Sunday, December 22 2024

If the reader of this article were to be asked what is the percentage of adolescents (between 12 and 18 years old) who regularly watch pornographic content, what percentage would occur to him?

Since 2007 I have been conducting empirical studies about the lifestyles of adolescents and young people: I have interviewed more than 25,000 from all the continents. And I continue to do so. After so many years of empirical work in the area, with the intention of transmitting to the world the voice of so many young people that have told me their stories, I decided to dedicate more time to teaching in universities. Since among the topics I teach I must confront the question of the effects of communication media, I usually ask my students the question that I have just stated.

Both undergraduate and graduate students estimate that 80% of adolescents, in the whole world (much is said about how the internet has globalized customs), regularly view pornographic content. Well, that figure speaks of their perception.

Probably if it were only an occasional comment of my students I would not have bothered to write an article. Aware as I am now about the spreading, including among academics, of a “social alarm” about pornography and other topics (for example, harassment in schools), I think it proper offering two scientific pieces of information (Peter and Valkenburg, 2016; Stanley et al., 2016) and a reflection to play down the alarm, without nevertheless resting importance to the social problem.

In the first place, only in 2016 was there published a comparative international study about the consumption of pornography (Peter and Valkenburg, 2016). This study demonstrates that the prevalence of the phenomenon (the percentage of adolescents who use pornography) varies greatly from country to country and that only 59% of the investigations used casual samples. Nothing tells whether they allow one to have a global vision and generalize the conclusions of the authors. In fact there are studies in which only 87 subjects responded. The greater part of the scientific literature is produced in Western countries, like the United States, where there are a some companies that do business with this type of negative content for the development of youth.

Attempting to respond to the initial question, what do the statistics show? There are only two countries with more than 80% consumption among adolescents: the United States and Sweden. Italy? According to a study from 2006, the percentage was 36%.

A study (Stanley et al., 2016) in five European countries confirmed this: adolescents who regularly consume pornography vary between 19% and 30%, with a greater consumption among males (for example in Italy, 44% of males vs. 5% of females).

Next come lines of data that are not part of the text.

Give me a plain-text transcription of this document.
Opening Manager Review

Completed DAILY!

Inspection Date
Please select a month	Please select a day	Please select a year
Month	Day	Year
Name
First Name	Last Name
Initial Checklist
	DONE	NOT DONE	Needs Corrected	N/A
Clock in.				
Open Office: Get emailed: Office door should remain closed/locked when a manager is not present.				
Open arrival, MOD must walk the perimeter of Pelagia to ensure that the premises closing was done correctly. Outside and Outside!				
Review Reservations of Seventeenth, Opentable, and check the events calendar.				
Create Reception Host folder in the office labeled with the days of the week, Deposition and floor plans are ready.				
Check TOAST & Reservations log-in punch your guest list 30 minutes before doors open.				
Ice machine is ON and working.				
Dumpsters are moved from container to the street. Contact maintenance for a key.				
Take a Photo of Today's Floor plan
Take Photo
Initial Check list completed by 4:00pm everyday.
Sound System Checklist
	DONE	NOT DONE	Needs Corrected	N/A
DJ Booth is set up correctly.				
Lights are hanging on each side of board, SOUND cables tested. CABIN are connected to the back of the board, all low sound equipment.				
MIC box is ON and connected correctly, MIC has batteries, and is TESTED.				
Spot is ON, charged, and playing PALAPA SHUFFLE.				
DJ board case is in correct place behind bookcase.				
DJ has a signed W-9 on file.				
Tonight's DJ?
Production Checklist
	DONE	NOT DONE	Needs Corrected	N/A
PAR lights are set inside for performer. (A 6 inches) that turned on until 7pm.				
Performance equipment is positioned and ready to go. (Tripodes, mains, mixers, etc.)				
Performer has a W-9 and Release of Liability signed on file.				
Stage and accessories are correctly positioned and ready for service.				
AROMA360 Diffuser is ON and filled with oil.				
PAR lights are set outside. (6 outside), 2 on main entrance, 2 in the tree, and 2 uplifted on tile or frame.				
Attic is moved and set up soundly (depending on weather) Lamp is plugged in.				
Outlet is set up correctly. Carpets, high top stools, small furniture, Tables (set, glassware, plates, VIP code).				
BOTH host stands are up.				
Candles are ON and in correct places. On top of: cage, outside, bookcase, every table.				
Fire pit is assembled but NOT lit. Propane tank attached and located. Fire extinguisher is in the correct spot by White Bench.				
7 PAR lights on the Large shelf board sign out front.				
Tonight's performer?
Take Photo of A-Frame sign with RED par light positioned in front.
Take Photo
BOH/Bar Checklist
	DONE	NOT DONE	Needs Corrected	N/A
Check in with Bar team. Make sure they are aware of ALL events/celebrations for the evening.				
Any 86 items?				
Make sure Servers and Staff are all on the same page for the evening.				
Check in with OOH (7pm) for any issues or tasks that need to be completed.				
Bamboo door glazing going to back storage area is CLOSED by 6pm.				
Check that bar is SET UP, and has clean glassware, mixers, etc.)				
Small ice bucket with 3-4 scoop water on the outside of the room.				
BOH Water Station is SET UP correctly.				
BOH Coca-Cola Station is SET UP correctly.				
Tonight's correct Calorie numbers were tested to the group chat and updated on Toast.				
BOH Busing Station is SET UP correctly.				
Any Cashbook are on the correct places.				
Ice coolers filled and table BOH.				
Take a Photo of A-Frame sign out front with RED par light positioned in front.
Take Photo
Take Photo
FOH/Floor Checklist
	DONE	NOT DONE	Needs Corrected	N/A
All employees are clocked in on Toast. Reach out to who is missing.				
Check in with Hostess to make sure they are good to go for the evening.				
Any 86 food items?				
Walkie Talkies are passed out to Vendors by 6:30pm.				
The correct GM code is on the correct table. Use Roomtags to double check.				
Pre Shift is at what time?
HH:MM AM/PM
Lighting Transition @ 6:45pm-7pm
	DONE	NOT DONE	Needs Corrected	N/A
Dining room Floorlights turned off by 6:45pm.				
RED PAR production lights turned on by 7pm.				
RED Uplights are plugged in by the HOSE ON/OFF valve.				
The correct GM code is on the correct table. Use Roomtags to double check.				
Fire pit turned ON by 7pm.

The consumption of pornography is growing and is a grave problem for the positive development of young people (Eberstadt, Layden, & Witherspoon Institute, 2010). But it is not a problem that affects the majority of adolescents.

Generating a “social alarm” based on unproved data would not only increase (at times with the objective of selling “programs of prevention”) collective ignorance. It would also make one think that the greater part of humanity makes a mistake regularly at the moment of connecting to theInternet.

One of the consequences could be that an exception could be come to be seen as normal. In a society that has a reduced tolerance for error, this could cause people to think that this type of consumption is not so grave, since the majority is doing it.

My reflection: so much insistence about alarming data of consumption could make us think that the majority of young people are addicted to vice, and could diminish our energies for confronting more important problems. In a word, we would miss the forest for the trees. We could be spending our limited energy on programs (many of them for money and generally not evaluated) that only minimize the effects of serious problems, which beingmore profound are less visible and more difficult to resolve.

In 2016 I published together with colleagues in Colombia and Spain a study on the subject (Rivera, Santos & García, 2016). In the article we showed that the phenomenon had increased (it reaches 39% of Columbian adolescents), and that a consequence of it is the proliferation of dangerous consumption. Nevertheless, after presenting a study of the factors that scientific literature indicates as being associated with this dangerous behavior, we highlighted, based on empirical evidence of a representative sample of more than 9,000 adolescents: (… that the relational lifestyles allow us to explain in part the consumption of pornography: the positive intra-family styles are associated with a reduction in the consumption and the opposite happens with negative intra-family styles. On the other hand, it has been found that the relationship between values and the consumption of pornography is mediated as much by positive intra-family styles as by negative ones.”

The consumption of pornography and other behaviors are a consequence (not exclusive but significant) of scarcities or relational anorexia: the human interactions in the family and in primary groups do not succeed in creating and transmitting relational goods that offer them clear orientations for their decisions. The adolescents of the twenty-first century find themselves alone in making decisions of media content consumption.

To use a metaphor, it is as if instead of feeding their children a healthy diet, the parents gave them one based on fats and sugars. The problem of obesity would be resolved, in part, replacing these foods and alerting the public of their irresponsible decisions. But the best thing would be to motivate and help (concretely) the families to find moments to share well-prepared meals, with artistry and care,that satisfy not only the need for food but spiritual needs as well. Someone who knows by experience what a good steak tastes like does not become enthused over a hamburger and a bag of potato chips. Someone who knows what a good man and a good woman are, because they have seen and felt it in their parents and teachers, does not become enthused before the brutality of pornographic violence.